Smoke Control Systems
Fire Systems Ltd can design, install, test and maintain smoke control systems required as stated in Approved Document B (ADB) to protect the communal areas such as the corridors and stairwells in apartment buildings.
The requirement of such systems as AOV’s or smoke ventilation systems is to make it as safe as reasonably possible for residents to escape if necessary and for the fire and rescue service to fight the fire.
The design and performance criteria of the system will vary from building to building according to the layout. However, the principle of what is required will remain the same, and that will be to keep smoke and hot gases out of the corridors and the stairwells.
The most common form of smoke control measures are as follows:
- Natural Smoke Control systems such as Automatic Open Vents (AOV).
- Mechanical forced air ventilation systems.
- Pressurisation smoke control systems.
The implementation of the above system plays a significant role in reducing the spread of the smoke and hot gases spreading vertically through leakage in the vertical barriers.
When reviewing the deaths from fires in residential buildings, the evidence shows that the majority of fatalities is caused by the inhalation of smoke and not the heat from the fire. When considering high rise blocks, the risk is much higher.
When considering primary protection, the corridor or the stairs, the stairs are considered more important, the reason for this is the stairs is the escape route common to all the occupants and will be used for a more extended period during the fire, as well as being the entry and exit for the fire and rescue service.
As our primary objective is to keep smoke off of the stairwell, it is vital that the no apartment door is near the stairwell.
History of Smoke Control Systems
So how did smoke control systems come about? Smoke control is required to keep the hot gases and spoke away from occupants and to keep escape routes clear. We have known for years since fire was first discovered, that if you put a fire in a room, you need to have some extract point to let the smoke out. If you don’t, the room will quickly fill with smoke. The question is how big does the extract point have to be? If the extract point is not big enough, the extraction rate will be lower than the mass flow rate.

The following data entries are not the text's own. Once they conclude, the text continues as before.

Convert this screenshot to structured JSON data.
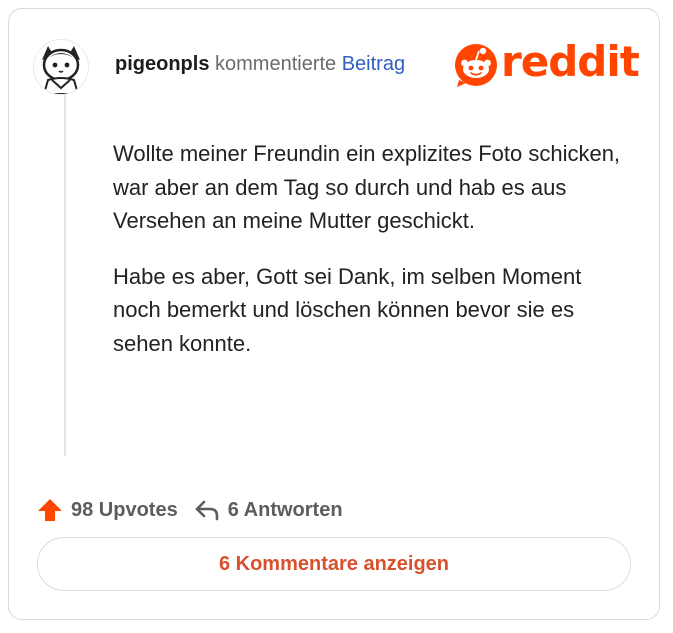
{
  "comment": {
    "username": "pigeonpls",
    "action": " kommentierte ",
    "post_link": "Beitrag",
    "paragraphs": [
      "Wollte meiner Freundin ein explizites Foto schicken, war aber an dem Tag so durch und hab es aus Versehen an meine Mutter geschickt.",
      "Habe es aber, Gott sei Dank, im selben Moment noch bemerkt und löschen können bevor sie es sehen konnte."
    ]
  },
  "brand": {
    "wordmark": "reddit",
    "color": "#ff4500"
  },
  "stats": {
    "upvotes": "98 Upvotes",
    "replies": "6 Antworten",
    "upvote_icon": "upvote-arrow-icon",
    "reply_icon": "reply-arrow-icon",
    "upvote_color": "#ff4500"
  },
  "show_comments_label": "6 Kommentare anzeigen"
}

In other words, there will be more smoke given off from the fire that can be extracted through the extract point, and it fills up with smoke. The secret of smoke control is to determine how big the opening has to be, to prevent the smoke dropping below the design clear layer height. In its simplest form, this is the principle of smoke control. You determine either the area of ventilation required or the extraction rate of the fans.
Smoke extraction has progressed since the early days, and indeed the development of extractors moved on during the Second World War when ventilators were used for blackouts, this enabled the buildings to be blacked-out but still have air being allowed in the building. After the Second World War, Colt developed ventilators for industrial buildings. This is when the sloping roof ventilator was developed, which dramatically reduced installation and maintenance costs. It was also designed to prevent downdraft for blowing smoke back into the building. Now in the 1950s, a major fire at a General Motors plant in America resulted in the development of the world’s first automatic smoke exhaust ventilator. The evolution of manufacturing and the production of large single story industrial buildings needs this type of development. And after another fire in Coventry, at a Jaguar car plant, automatic vents came to Britain. Now, this was expanded to protect warehouses in general, but these were mainly for property protection. It wasn’t until 1968 when a fire in a shopping centre made designers realized how much smoke could be generated in the malls.
They realize how significant the loss of life could be if a fire occurred at peak times when thousands of people were in the building. They realised that they could adopt the system to be used as a life safety system. Now, this led to significant research being carried out, and formula being developed to the determine smoke parameters so that designers could effectively determine what was required in the areas to be protected. Now, the main areas of concern at the time were atrium’s, and this is where the central void rises through two or more storeys, potentially spreading smoke throughout the whole area. Unless, of course, these floors are separated from the atrium by fire resisting construction. In which case, the atrium is mainly a room with a usually high ceiling. It should be readily obvious that a shopping mall of two or more storeys represents a special case of an atrium. It is an atrium with a single class of occupancy. The smoke movement will be similar, the smoke hazards will be similar, and the smoke control solutions can be expected to be similar.
The pivotal problem of both malls and atrium is that smoke entering the void must not be allowed to endanger the safe escape for people in the mall or the atrium itself, or for people in any adjacent space open to the mall or atrium on any story. Modern buildings now tend to look at more innovative designs. These buildings often have included within their design large spaces or voids often integrated with many of the storeys. These large spaces have been described as malls, atrium, arcades and light wells. The generic term for the building type tends to be atrium, and by their very nature, they can often not comply with traditional building regulations approach in terms of horizontal compartmentation and vertical separation. Therefore, where they are proposed, you must demonstrate that they do not pose a risk to the occupants. To do this, there are a number of approaches available, such as BR 368, and PD 7974 part two.